Au signal donné par les juges du camp, un grand cri de liss, liss ! (place, place) se fait entendre. Aussitôt les trois fouets se déploient, et font reculer les spectateurs, afin de laisser un espace suffisant aux combattants. L’homme à la poêle à frire régularise les contours du cercle qui se forme, en menaçant de son noir instrument quiconque s’avance, et le frottant avec impartialité contre tous les genoux mal alignés.
Enfin, lorsque l’arène est libre, et que chacun a trouvé sa place, un lutteur entre en lice ; il prend un des prix, qu’il enlève à bout de bras si c’est un mouton ou un veau, et qu’il charge sur ses épaules si c’est une génisse, et il se met à faire le tour du cercle en cherchant des yeux un adversaire. S’il achève trois fois ce tour sans que son défi muet ait été accepté, le prix lui appartient ; mais s’il se trouve un adversaire qui veuille le lui disputer, il lui crie : chom sahue (reste debout) ; c’est lui annoncer que le gant est relevé, et que le combat va commencer.
Le nouveau lutteur s’avance alors dans l’arène ; il touche à l’épaule son adversaire, lui frappe trois fois dans la main, et fait trois signes de croix ; puis, se tournant vers lui :
« - N’emploies-tu ni sortilège, ni magie ? lui dit-il.
- Je n’emploie ni sortilège, ni magie.
- Es-tu sans haine contre moi ?
- Je suis sans haine contre toi.
- Allons, alors.
- Allons.
- Je suis de Saint-Cadou.
- Moi, je suis de Fouesnau ».
Après avoir prononcé ces mots, ils se déchaussent, se frottent les mains de poussière, afin de les avoir plus âpres et moins glissantes ; ils s’approchent l’un de l’autre, se saisissent lentement, en formant de leurs bras une écharpe qui passe de l’épaule droite à l’aisselle opposée de l’adversaire, puis se plient sur leurs reins, poussent un léger cri, et la lutte commence.

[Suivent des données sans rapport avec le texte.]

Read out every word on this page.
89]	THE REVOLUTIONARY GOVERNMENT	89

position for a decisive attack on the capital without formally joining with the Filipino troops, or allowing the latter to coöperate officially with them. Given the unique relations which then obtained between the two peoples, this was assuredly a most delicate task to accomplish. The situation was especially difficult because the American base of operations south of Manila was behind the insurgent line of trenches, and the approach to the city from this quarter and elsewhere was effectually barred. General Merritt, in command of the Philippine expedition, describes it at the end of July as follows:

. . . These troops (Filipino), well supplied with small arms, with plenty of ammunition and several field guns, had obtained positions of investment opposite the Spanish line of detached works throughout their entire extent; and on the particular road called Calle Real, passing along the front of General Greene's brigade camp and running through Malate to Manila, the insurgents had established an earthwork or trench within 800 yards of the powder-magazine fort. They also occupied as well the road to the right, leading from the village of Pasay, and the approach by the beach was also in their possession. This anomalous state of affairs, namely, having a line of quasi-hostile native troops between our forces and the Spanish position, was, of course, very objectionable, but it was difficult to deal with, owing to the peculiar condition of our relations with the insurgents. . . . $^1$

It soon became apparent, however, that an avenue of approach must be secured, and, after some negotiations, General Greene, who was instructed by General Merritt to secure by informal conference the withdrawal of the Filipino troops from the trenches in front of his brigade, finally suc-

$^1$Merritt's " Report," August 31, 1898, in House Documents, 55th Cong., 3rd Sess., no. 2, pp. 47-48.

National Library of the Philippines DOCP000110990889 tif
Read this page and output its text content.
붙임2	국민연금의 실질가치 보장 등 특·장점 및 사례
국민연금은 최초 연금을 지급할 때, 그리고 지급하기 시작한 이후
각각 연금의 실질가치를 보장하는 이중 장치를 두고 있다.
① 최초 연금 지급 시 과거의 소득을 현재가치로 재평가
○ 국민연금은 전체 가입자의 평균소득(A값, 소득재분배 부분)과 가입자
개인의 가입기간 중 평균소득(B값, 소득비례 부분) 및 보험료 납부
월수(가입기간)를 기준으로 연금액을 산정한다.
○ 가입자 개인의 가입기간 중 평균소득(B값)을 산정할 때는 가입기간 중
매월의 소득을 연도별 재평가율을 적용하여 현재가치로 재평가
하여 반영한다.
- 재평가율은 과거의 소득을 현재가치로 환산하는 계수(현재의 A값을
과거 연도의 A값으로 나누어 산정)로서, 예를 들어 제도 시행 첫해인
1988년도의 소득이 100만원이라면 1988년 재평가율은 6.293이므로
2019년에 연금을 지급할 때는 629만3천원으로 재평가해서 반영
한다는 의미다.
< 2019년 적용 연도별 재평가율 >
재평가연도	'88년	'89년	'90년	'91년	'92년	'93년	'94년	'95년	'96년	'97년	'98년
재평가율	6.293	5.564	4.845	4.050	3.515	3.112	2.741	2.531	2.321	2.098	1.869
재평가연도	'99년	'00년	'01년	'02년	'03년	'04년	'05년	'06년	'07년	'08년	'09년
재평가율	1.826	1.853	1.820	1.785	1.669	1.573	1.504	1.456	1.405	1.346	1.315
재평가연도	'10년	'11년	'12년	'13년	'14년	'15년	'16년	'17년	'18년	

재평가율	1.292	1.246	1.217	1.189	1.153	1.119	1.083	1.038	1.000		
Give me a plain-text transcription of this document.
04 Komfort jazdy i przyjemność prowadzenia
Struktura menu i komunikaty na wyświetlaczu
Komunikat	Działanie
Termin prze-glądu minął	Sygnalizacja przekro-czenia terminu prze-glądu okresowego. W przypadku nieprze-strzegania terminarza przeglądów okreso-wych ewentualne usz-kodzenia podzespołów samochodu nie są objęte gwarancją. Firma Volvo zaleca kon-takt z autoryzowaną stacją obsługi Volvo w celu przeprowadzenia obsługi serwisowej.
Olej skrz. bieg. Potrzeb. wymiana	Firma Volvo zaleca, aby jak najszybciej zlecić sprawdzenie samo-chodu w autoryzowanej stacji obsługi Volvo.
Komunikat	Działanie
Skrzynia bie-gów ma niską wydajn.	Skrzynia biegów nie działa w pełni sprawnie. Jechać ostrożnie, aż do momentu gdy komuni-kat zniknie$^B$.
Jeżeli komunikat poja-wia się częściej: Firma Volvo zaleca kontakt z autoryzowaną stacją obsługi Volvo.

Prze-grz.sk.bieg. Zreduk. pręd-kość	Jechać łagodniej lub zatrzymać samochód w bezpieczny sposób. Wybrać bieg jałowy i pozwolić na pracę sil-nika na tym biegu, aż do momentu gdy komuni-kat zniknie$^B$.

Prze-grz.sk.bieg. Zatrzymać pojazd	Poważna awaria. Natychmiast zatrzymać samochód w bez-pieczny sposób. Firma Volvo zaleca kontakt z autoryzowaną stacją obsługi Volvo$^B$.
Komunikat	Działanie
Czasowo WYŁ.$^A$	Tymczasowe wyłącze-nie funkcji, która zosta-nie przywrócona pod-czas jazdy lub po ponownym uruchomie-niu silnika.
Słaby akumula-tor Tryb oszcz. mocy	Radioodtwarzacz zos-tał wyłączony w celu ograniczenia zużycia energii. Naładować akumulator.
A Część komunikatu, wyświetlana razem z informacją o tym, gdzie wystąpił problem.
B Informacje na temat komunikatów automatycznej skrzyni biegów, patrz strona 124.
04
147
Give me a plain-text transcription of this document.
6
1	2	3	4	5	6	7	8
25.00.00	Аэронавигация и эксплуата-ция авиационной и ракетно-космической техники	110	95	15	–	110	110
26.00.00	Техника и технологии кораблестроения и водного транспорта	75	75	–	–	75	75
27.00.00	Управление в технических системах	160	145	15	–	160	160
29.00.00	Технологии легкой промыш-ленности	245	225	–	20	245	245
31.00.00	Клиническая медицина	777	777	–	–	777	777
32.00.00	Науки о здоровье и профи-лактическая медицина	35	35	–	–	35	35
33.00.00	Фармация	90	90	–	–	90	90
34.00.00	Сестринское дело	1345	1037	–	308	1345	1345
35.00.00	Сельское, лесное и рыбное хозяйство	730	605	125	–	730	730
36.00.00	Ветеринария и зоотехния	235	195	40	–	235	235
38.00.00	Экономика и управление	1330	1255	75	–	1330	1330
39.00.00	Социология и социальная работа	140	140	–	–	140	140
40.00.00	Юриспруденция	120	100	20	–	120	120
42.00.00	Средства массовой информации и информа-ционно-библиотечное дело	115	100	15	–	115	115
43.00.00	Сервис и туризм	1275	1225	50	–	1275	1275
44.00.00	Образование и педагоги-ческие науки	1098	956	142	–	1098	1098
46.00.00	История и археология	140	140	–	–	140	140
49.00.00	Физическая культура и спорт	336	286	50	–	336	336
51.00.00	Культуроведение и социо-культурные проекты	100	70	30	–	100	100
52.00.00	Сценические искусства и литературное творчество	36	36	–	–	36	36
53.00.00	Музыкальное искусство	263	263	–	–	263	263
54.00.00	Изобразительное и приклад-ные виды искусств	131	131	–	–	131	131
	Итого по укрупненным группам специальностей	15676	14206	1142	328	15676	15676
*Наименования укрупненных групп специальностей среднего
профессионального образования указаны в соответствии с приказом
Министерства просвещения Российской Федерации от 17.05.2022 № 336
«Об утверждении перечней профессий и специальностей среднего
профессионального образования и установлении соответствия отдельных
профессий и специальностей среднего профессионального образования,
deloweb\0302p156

Nous ne donnerons pas ici une description de ces combats longs et parfois dangereux dans lesquels l’adresse est opposée à l’adresse, la force à la force, la ruse à la ruse. Tout ce que nous pouvons dire, c’est que parmi les bons coups qu’enseigne l’art de la lutte, il en est surtout trois qui jouissent d’une grande célébrité, et sont réputés les meilleurs. Ce sont : les toll scarge, les cliquet roon et les peeg-gourn. Le toll scarge est un coup de pied. Le cliquet roon, ou tourniquet complet, est le coup dans lequel le lutteur, restant immobile, fait tourner autour de lui son adversaire, et le jette à terre par la rapidité de ce mouvement rotatoire. Le peeg-gourn est le croc en jambe perfectionné.
D’après les règles de la lutte bretonne, il ne suffit pas de renverser son adversaire pour avoir vaincu, il faut que celui-ci tombe sur le dos. Cette manière de tomber et ce que l’on appelle, en langage de palestre, ar lam. Lorsque le lutteur tombe autrement, le saut qu’il a reçu n’est qu’un costiu, et ne compte pas.
Les Bas-Bretons ont mêlé leurs croyances superstitieuses à l’usage des luttes, comme à toutes les circonstances de leur vie, ils ont beaucoup de foi dans certaines herbes magiques, qu’il faut cueillir le premier samedi du mois, à minuit, dans certains carrefours hantés. C’est ce qu’ils appellent le louzou. Ils pensent que ceux qui sont munis de ce talisman, doivent être invincibles dans la lutte ; mais c’est, disent-ils, au risque de la damnation de leur âme, car le louzou est toujours un présent du démon.